An Ash Wednesday Imposition

An Ash Wednesday Imposition 2019-03-06T10:46:35-06:00

I still remember setting aside the empty paper towel roll for Hattie’s gerbil. Hattie was my then 13-year-old daughter, now headed to 22, and I was under oft-repeated instructions to save the cardboard tube. The little creature enjoyed running through the tube before settling down to chew it up into more bedding. Should you wonder – and I can’t think why you would – we could figure about 20 minutes for the tube from a bathroom tissue roll and maybe 45 and a little for an empty roll from paper towels. Um, yes; she had it timed. She was scientific that way.

I still feel a wistfulness to this day, changing paper towel rolls. Was the girl 6 or 7 when we went to the pet store for her first gerbil? I can’t remember. She at 13 when it died, that gerbil was her last.

My seven kids tended snakes, lizards, guinea pigs, gerbils galore, a wounded pigeon, an orphaned swallow and an orphaned robin; mice, and crickets, and a tiger salamander (which was fond of crickets). There are no more animals tended by children at my house. That is a grief.

Photo Credit: Free Images

My parishioner Andrea was just seventeen when she was diagnosed with ovarian cancer. There followed surgery and a round of chemotherapy and by the last spring of her life, enjoying a remission lengthening into fall, she was a picture of health. Raised in a farm family she could drive a tractor, plow a field, and cuss at cattle.

She bought some early spring lambs, thinking to feed them up and sell them to help pay for the college loans we were all hoping she would owe. She died, age eighteen verging on nineteen, with the lambs but half grown. Her parents sold them some short while after. Her mother told me selling those lambs, watching them go away in that truck as the silence of their bleating settled over the farm, was as hard as the funeral, probably harder.

“I guess,” the fellow told me, “I’ll be selling The Boat, maybe by April.” That’s how he said it, The Boat.
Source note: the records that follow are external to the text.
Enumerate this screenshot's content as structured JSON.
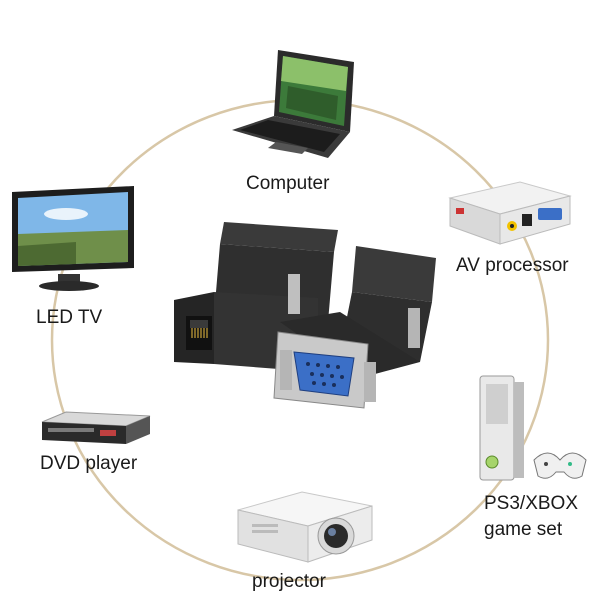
{
  "devices": {
    "computer": {
      "label": "Computer",
      "icon": "laptop-icon"
    },
    "av_processor": {
      "label": "AV processor",
      "icon": "av-box-icon"
    },
    "game_set": {
      "label_line1": "PS3/XBOX",
      "label_line2": "game set",
      "icon": "game-console-icon"
    },
    "projector": {
      "label": "projector",
      "icon": "projector-icon"
    },
    "dvd_player": {
      "label": "DVD player",
      "icon": "dvd-player-icon"
    },
    "led_tv": {
      "label": "LED TV",
      "icon": "tv-icon"
    }
  },
  "center": {
    "icon": "vga-rj45-adapter-icon"
  },
  "colors": {
    "ring": "#d8c7a7",
    "adapter": "#2a2a2a",
    "vga_port": "#3b6fc7",
    "screen_sky": "#7fb7e8"
  }
}
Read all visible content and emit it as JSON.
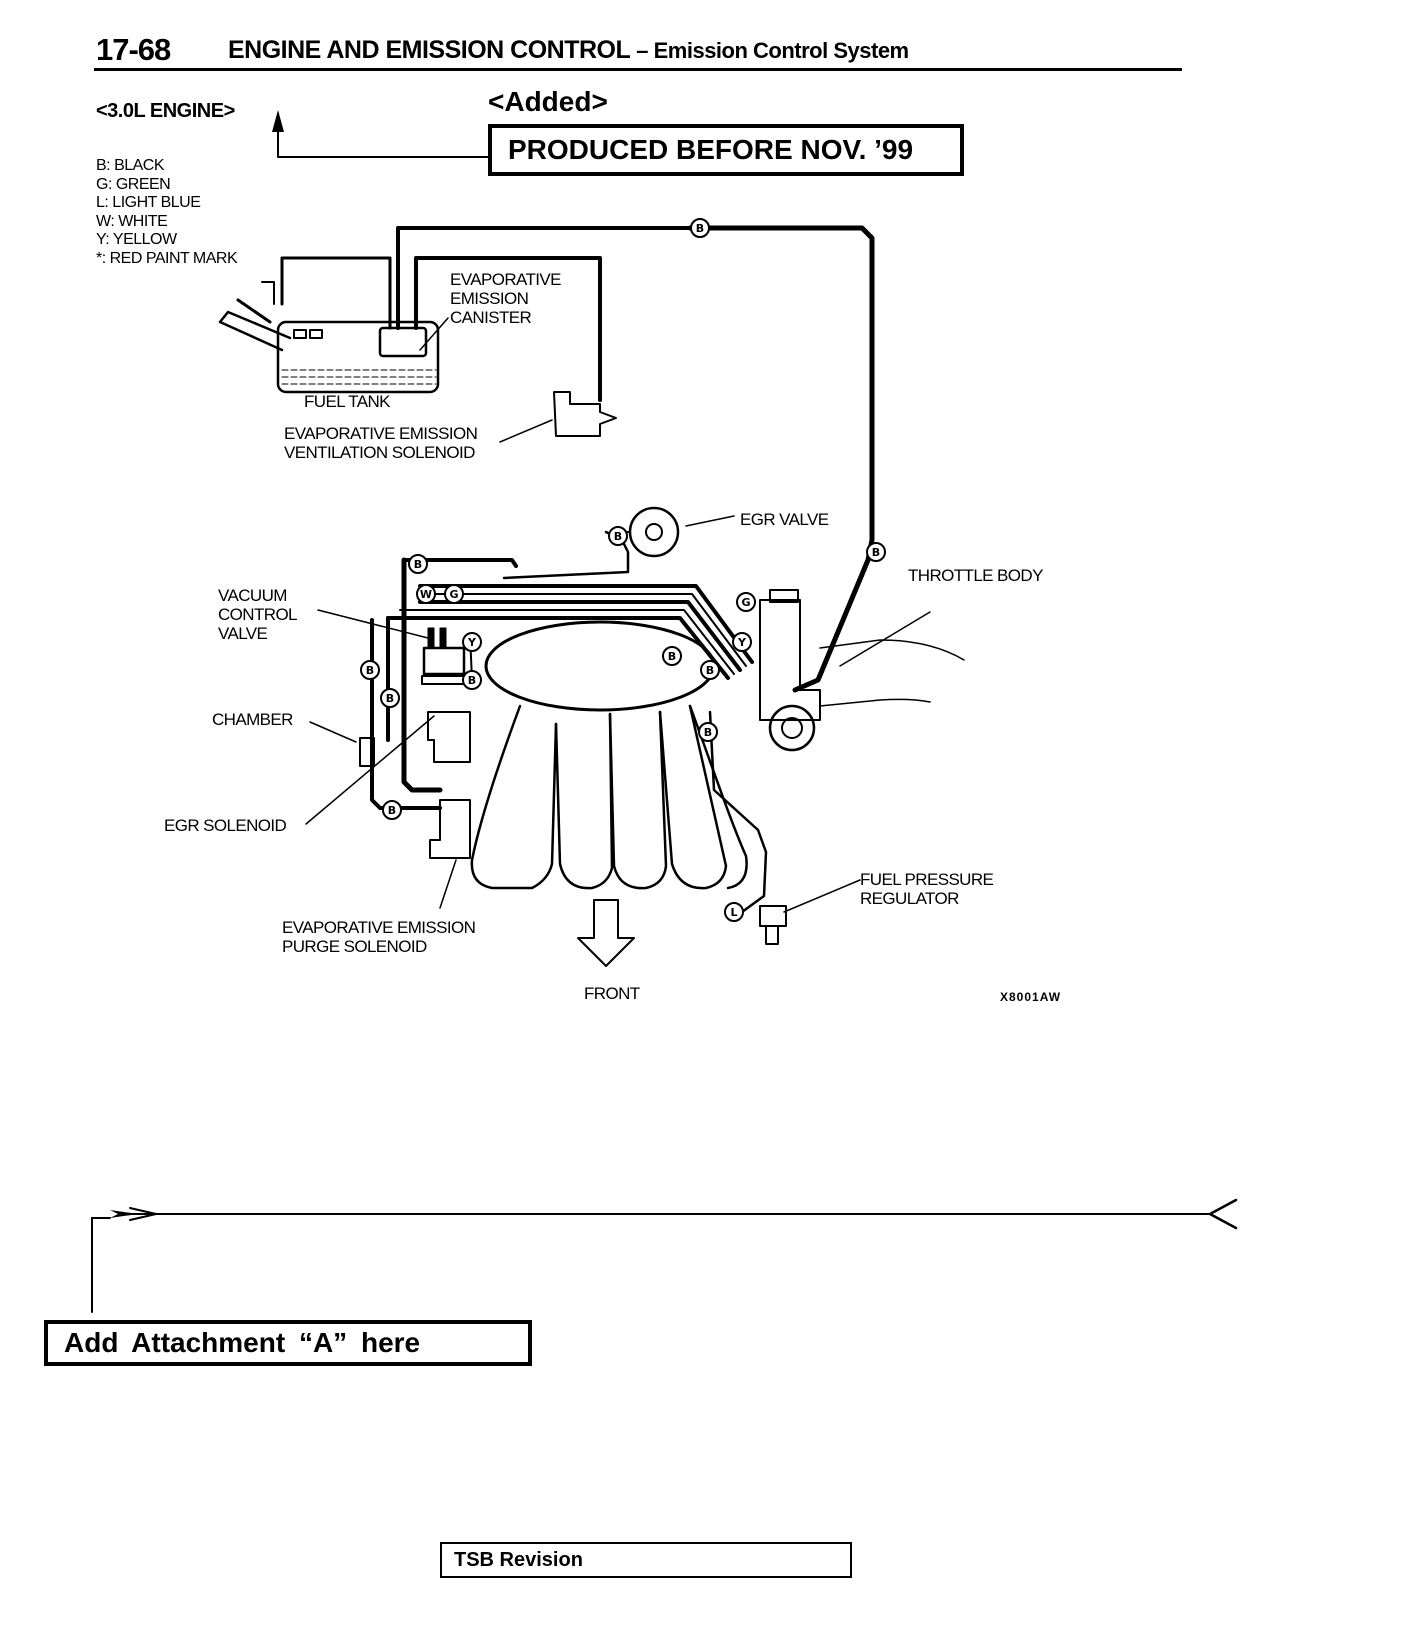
{
  "header": {
    "page_number": "17-68",
    "title": "ENGINE AND EMISSION CONTROL",
    "subtitle": "– Emission Control System"
  },
  "engine_label": "<3.0L ENGINE>",
  "added_label": "<Added>",
  "produced_box": "PRODUCED BEFORE NOV. ’99",
  "legend": [
    "B: BLACK",
    "G: GREEN",
    "L: LIGHT BLUE",
    "W: WHITE",
    "Y: YELLOW",
    "*: RED PAINT MARK"
  ],
  "labels": {
    "evap_canister": [
      "EVAPORATIVE",
      "EMISSION",
      "CANISTER"
    ],
    "fuel_tank": "FUEL TANK",
    "vent_solenoid": [
      "EVAPORATIVE EMISSION",
      "VENTILATION SOLENOID"
    ],
    "egr_valve": "EGR VALVE",
    "throttle_body": "THROTTLE BODY",
    "vacuum_control_valve": [
      "VACUUM",
      "CONTROL",
      "VALVE"
    ],
    "chamber": "CHAMBER",
    "egr_solenoid": "EGR SOLENOID",
    "fuel_pressure_regulator": [
      "FUEL PRESSURE",
      "REGULATOR"
    ],
    "purge_solenoid": [
      "EVAPORATIVE EMISSION",
      "PURGE SOLENOID"
    ],
    "front": "FRONT"
  },
  "hose_tags": [
    "B",
    "B",
    "B",
    "W",
    "G",
    "Y",
    "B",
    "B",
    "G",
    "Y",
    "B",
    "B",
    "B",
    "B",
    "B",
    "B",
    "L"
  ],
  "figure_code": "X8001AW",
  "attachment_box": "Add Attachment “A” here",
  "tsb_box": "TSB Revision"
}
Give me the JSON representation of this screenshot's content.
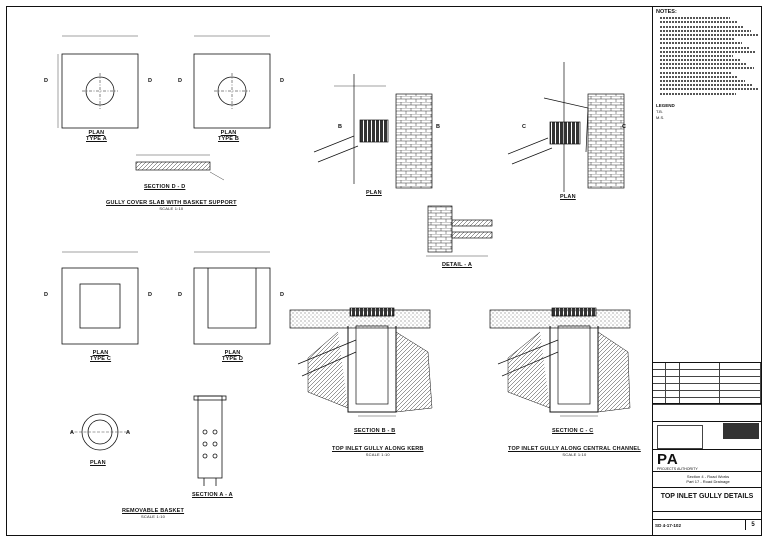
{
  "notes": {
    "heading": "NOTES:",
    "line_count": 19
  },
  "legend": {
    "heading": "LEGEND",
    "items": [
      "T.B.",
      "M.S."
    ]
  },
  "views": {
    "plan_a": "PLAN",
    "type_a": "TYPE A",
    "plan_b": "PLAN",
    "type_b": "TYPE B",
    "plan_c": "PLAN",
    "type_c": "TYPE C",
    "plan_d": "PLAN",
    "type_d": "TYPE D",
    "section_dd": "SECTION D - D",
    "cover_title": "GULLY COVER SLAB WITH BASKET SUPPORT",
    "cover_scale": "SCALE 1:10",
    "plan_left": "PLAN",
    "plan_right": "PLAN",
    "detail_a": "DETAIL - A",
    "section_aa": "SECTION A - A",
    "plan_basket": "PLAN",
    "basket_title": "REMOVABLE BASKET",
    "basket_scale": "SCALE 1:10",
    "section_bb": "SECTION B - B",
    "kerb_title": "TOP INLET GULLY ALONG KERB",
    "kerb_scale": "SCALE 1:10",
    "section_cc": "SECTION C - C",
    "channel_title": "TOP INLET GULLY ALONG CENTRAL CHANNEL",
    "channel_scale": "SCALE 1:10"
  },
  "markers": {
    "d": "D",
    "b": "B",
    "c": "C",
    "a": "A"
  },
  "title_block": {
    "company": "PA",
    "company_sub": "PROJECTS AUTHORITY",
    "section": "Section 4 - Road Works",
    "part": "Part 17 - Road Drainage",
    "drawing_title": "TOP INLET GULLY DETAILS",
    "drawing_no": "SD 4-17-102",
    "revision": "5"
  },
  "colors": {
    "line": "#111111",
    "hatch": "#555555",
    "paper": "#ffffff"
  }
}
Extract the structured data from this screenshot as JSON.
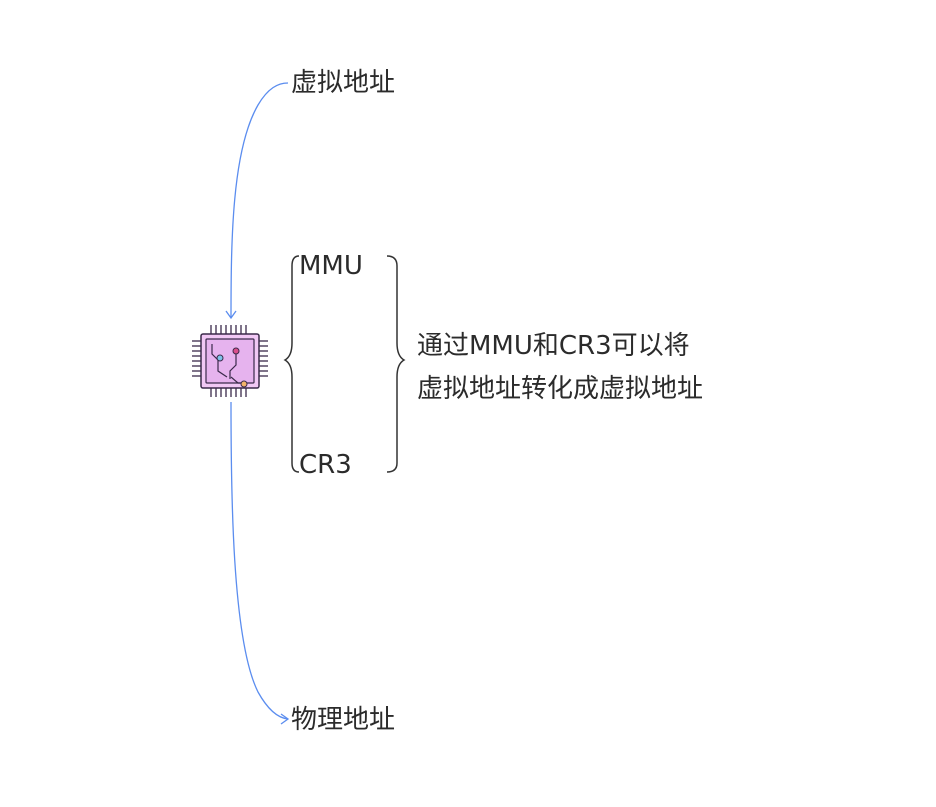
{
  "nodes": {
    "top": "虚拟地址",
    "bottom": "物理地址",
    "component_1": "MMU",
    "component_2": "CR3"
  },
  "note": {
    "line_1": "通过MMU和CR3可以将",
    "line_2": "虚拟地址转化成虚拟地址"
  },
  "icon": {
    "center": "cpu-chip-icon"
  },
  "colors": {
    "arrow": "#5b8def",
    "text": "#2b2b2b",
    "brace": "#333333",
    "chip_fill": "#f1c8f5",
    "chip_stroke": "#3a2a4a"
  }
}
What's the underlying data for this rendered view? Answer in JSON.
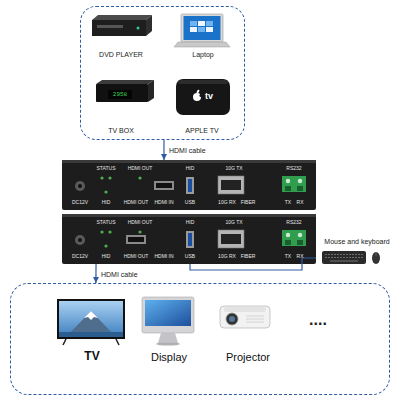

It wasn’t much, just an old aluminum fishing boat with an outboard sitting on a trailer next to his garage. But The Boat, the name set out in adhesive letters on both sides of the bow, is where he lived in good fishing weather. It had not been moved in a good six months. The cancer grinding at him was nearly finished.

He did not talk about his death, not directly, and never had, not with me. “That’s gotta be a sad thing to think about,” I said. “Aw, in a way, I guess,” he started. “But then, it never was worth much and, really, I know it was often a bother, especially for the wife.” He wasn’t talking about The Boat anymore.

Time, I thought, to talk of falling sparrows. “If He watches over sparrows, He’s got an eye out for you, I’d suppose, whether that boat gets sold or not.”

“You may be right,” is all he said, that day.

We call the central act of Ash Wednesday the Imposition of Ashes, don’t we? I used clove oil once, by mistake. Who knew it did a crazy burn that could leave a mark deeper than ashes? But maybe the ashes should burn a little and leave a mark – no pain, no gain, they say; no cross, no crown.

Death intrusively imposes itself upon us, sometimes in the oddest ways, with aged gerbils and sheep disappearing down the road and a boat that will never sail again.

“Remember,” someone will say tomorrow, “you are dust and to dust you shall return.”

Do we really need reminding? “Change and decay around is all I see,” intones an old hymn not in the Gather third edition hymnal. But there are other hymns, no doubt, to say the same chastening thing.

Yet for all the losses we endure from life until we have lost life itself there yet is this plea which is our hope: “Bring us with all your saints to the joy of Christ’s resurrection.”